The Weight Hammer Tool.
Select the geometry and then choose the Paint Selection Tool
Select the vertices in the problem area (say around the shoulder). You probably did an animation to see how the motion looks. Scrub through the Time Line to see where the problem areas are and select those vertices. Focus on those vertices that are in those problem areas.
Move to a position where the geometry folds inward incorrectly.
Go to Skin>Edit Smooth Skin>Weight Hammer
The deformations are instantly made better because Maya is now selecting the weights of the points around those selected and averaging them.
This is a very handy tool.
If you find you have some stretching when you raise the arms or twist the body, especially if you have a texture map on your character and it stretches improperly, you can use the Tension deformer.
Select the Geometry
Deform>(in the create tab)Tension.
This instantly relieves that stretching. You can, again, up the Smooothing Iterations in the INPUTS node.

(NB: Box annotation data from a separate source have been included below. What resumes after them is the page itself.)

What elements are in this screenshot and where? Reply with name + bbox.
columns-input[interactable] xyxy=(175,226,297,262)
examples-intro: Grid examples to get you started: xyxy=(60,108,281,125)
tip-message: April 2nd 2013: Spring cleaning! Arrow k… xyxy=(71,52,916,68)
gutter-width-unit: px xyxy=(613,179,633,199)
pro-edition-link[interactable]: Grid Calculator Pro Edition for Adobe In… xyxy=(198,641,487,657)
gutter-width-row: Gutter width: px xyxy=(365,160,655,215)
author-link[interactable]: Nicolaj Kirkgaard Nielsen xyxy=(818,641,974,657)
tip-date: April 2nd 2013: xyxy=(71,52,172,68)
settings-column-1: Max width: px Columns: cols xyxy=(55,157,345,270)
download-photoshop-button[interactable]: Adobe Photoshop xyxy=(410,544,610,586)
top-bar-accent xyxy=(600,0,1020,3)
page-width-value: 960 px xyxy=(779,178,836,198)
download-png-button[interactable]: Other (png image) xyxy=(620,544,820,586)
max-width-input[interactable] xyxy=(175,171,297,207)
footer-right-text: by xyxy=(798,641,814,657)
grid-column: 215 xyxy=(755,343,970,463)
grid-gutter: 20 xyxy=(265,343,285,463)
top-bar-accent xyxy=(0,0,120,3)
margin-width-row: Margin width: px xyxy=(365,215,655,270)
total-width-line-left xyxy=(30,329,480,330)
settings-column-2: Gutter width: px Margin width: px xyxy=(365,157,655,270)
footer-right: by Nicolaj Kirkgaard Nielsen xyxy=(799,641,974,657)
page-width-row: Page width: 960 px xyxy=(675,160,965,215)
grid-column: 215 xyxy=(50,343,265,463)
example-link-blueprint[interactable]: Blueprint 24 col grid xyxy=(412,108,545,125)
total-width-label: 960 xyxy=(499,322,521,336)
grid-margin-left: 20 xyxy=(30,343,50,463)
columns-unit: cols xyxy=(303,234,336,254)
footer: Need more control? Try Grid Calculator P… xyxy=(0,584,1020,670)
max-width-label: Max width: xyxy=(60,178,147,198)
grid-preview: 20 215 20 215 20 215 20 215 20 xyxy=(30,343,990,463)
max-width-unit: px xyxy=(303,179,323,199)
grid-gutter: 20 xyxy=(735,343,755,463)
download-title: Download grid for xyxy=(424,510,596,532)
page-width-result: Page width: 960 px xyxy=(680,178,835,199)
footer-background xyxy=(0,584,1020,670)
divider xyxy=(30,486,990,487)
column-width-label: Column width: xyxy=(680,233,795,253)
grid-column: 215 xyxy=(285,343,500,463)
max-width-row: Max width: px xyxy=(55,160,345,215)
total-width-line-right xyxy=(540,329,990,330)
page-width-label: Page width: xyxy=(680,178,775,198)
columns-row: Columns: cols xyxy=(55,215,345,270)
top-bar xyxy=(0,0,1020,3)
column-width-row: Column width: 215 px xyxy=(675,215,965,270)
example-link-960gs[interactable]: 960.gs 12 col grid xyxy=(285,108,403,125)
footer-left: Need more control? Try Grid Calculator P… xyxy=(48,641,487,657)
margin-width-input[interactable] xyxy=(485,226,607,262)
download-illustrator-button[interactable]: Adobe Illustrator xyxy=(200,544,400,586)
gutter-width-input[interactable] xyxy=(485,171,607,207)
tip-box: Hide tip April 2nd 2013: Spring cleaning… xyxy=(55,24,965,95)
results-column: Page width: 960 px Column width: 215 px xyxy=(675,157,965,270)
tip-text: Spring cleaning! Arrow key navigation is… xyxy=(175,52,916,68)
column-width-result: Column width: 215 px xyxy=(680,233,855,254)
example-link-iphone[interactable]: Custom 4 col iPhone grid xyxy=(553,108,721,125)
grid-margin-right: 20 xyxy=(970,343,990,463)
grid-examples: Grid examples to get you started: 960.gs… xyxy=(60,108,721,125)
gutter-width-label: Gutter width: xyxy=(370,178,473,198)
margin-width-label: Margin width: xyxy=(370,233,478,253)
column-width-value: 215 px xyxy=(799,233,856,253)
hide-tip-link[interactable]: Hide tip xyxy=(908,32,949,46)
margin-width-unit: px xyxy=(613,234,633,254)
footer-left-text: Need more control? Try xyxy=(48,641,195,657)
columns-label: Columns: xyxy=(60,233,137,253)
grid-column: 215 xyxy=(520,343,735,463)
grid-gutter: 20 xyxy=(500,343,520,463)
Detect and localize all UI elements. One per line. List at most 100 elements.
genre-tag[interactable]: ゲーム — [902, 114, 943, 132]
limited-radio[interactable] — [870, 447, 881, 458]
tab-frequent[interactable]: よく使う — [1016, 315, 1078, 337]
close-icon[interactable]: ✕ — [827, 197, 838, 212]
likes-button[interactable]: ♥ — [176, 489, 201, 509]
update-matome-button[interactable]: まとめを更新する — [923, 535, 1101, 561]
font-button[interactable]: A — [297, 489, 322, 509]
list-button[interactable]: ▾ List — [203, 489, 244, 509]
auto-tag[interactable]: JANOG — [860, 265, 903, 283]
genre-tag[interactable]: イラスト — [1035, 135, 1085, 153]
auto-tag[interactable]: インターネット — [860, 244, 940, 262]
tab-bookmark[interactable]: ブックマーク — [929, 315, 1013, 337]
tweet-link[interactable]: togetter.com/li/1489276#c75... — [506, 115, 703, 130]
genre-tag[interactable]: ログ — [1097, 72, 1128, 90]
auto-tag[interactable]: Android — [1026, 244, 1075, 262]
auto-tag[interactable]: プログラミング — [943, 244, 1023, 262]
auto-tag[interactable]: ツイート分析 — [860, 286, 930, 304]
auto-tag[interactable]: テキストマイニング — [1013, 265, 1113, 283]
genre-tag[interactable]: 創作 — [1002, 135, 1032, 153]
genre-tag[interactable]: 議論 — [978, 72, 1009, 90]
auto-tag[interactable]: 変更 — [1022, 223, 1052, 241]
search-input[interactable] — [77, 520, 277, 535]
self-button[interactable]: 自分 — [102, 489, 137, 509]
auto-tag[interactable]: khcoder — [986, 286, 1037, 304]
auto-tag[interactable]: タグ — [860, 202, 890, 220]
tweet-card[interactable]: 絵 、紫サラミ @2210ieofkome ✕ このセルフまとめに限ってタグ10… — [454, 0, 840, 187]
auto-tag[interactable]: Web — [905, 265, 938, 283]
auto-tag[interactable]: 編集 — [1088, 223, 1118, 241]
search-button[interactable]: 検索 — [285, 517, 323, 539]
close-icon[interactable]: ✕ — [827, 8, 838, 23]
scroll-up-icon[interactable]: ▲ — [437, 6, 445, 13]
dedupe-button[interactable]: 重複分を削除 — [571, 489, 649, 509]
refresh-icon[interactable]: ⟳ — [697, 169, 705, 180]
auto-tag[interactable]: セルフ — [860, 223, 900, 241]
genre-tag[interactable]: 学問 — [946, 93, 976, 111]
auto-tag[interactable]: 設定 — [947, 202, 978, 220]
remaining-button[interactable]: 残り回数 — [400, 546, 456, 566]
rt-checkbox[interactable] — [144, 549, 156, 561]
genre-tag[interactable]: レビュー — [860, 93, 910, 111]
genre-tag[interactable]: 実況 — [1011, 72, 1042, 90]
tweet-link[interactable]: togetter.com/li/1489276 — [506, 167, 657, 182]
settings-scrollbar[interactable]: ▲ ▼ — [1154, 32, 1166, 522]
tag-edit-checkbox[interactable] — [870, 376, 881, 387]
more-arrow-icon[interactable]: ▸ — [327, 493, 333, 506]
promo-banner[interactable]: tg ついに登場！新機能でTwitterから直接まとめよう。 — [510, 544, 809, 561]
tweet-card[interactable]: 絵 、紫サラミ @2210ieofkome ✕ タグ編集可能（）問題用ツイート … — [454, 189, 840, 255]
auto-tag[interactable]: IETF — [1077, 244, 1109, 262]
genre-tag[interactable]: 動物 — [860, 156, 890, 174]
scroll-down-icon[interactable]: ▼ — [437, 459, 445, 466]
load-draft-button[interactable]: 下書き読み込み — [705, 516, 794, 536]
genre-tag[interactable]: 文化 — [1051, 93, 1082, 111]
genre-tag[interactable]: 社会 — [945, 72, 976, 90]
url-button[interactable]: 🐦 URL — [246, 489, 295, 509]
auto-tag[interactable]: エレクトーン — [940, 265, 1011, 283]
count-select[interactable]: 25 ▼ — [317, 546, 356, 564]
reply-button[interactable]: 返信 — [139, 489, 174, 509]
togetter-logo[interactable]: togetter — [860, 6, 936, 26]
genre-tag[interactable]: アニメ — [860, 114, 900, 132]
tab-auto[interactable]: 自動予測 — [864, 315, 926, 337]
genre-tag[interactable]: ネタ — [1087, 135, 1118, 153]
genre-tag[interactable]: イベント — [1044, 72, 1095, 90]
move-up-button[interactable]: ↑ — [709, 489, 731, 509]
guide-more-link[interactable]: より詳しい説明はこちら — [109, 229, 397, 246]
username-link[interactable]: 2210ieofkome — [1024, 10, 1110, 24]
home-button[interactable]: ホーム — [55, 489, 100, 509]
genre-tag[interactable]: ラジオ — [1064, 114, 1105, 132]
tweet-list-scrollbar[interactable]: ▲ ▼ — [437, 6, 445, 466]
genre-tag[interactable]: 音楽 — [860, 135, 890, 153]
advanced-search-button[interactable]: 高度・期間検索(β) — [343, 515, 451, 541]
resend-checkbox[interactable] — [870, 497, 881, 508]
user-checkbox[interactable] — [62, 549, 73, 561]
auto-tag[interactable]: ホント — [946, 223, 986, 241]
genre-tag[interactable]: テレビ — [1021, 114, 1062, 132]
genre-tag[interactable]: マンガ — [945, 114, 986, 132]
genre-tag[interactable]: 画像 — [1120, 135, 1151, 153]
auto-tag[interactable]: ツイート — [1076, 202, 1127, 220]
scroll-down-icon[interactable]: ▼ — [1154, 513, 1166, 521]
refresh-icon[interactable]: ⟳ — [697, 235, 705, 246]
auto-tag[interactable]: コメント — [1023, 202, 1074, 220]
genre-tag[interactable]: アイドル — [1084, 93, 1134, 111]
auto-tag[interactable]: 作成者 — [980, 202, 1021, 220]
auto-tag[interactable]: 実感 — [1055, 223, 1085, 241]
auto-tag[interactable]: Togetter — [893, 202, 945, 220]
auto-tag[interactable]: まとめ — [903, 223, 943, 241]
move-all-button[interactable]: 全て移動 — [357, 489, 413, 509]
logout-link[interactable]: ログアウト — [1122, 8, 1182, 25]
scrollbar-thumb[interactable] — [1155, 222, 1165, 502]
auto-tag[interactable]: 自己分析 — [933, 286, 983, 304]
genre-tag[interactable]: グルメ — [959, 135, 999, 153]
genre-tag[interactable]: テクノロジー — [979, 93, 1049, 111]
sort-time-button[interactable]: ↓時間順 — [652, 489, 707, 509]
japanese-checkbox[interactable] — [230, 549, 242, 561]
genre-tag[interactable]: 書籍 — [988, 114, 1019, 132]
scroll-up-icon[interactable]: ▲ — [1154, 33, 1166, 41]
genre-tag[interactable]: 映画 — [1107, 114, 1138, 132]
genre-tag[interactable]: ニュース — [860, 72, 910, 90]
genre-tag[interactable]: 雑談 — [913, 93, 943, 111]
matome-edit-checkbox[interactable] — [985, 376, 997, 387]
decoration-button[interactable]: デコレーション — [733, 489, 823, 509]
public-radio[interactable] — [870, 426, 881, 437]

You may need to do even more painting of weights in the skinning. If this is the case, you probably need to use the Paint Weights Tool, or go into the Component Editor and work with each Vertex individually.
##Paint Weights Tool
Use the select tool to select the geometry of the character.
Go to Skin>Paint Skin Weights>Option Box
Begin with the hard edged brush in the Profile and Be sure Replace is ON
Make the brush smaller by holding the b key and dragging.
To select the joint that goes with the geometry, you can either use the Influences tables
Or you can right click and choose Select Influence.
White is no influence
If you want to add influence, you click Add (instead of replace). Black is full influence.
This is a way you can paint the influence of each joint on various verts.
If you want to have vertex by vertex control, you use the Component Editor. This is good if you have a stubborn vertex that is somehow being controlled by a joint you don't want it to be.
Select the geometry, go into component mode and select all the vertices you want to fix
Then go to Window>General Editors>Component Editor
And Open the Smooth Skin Tab
All the joints are listed on the top
Select all the verts for the joint you want to change.
Type in a value of 1.0 to make the influence of the joint on all the cv's that you selected 100%.
Type a value of 0 to delete any influence from the joint to the vertex.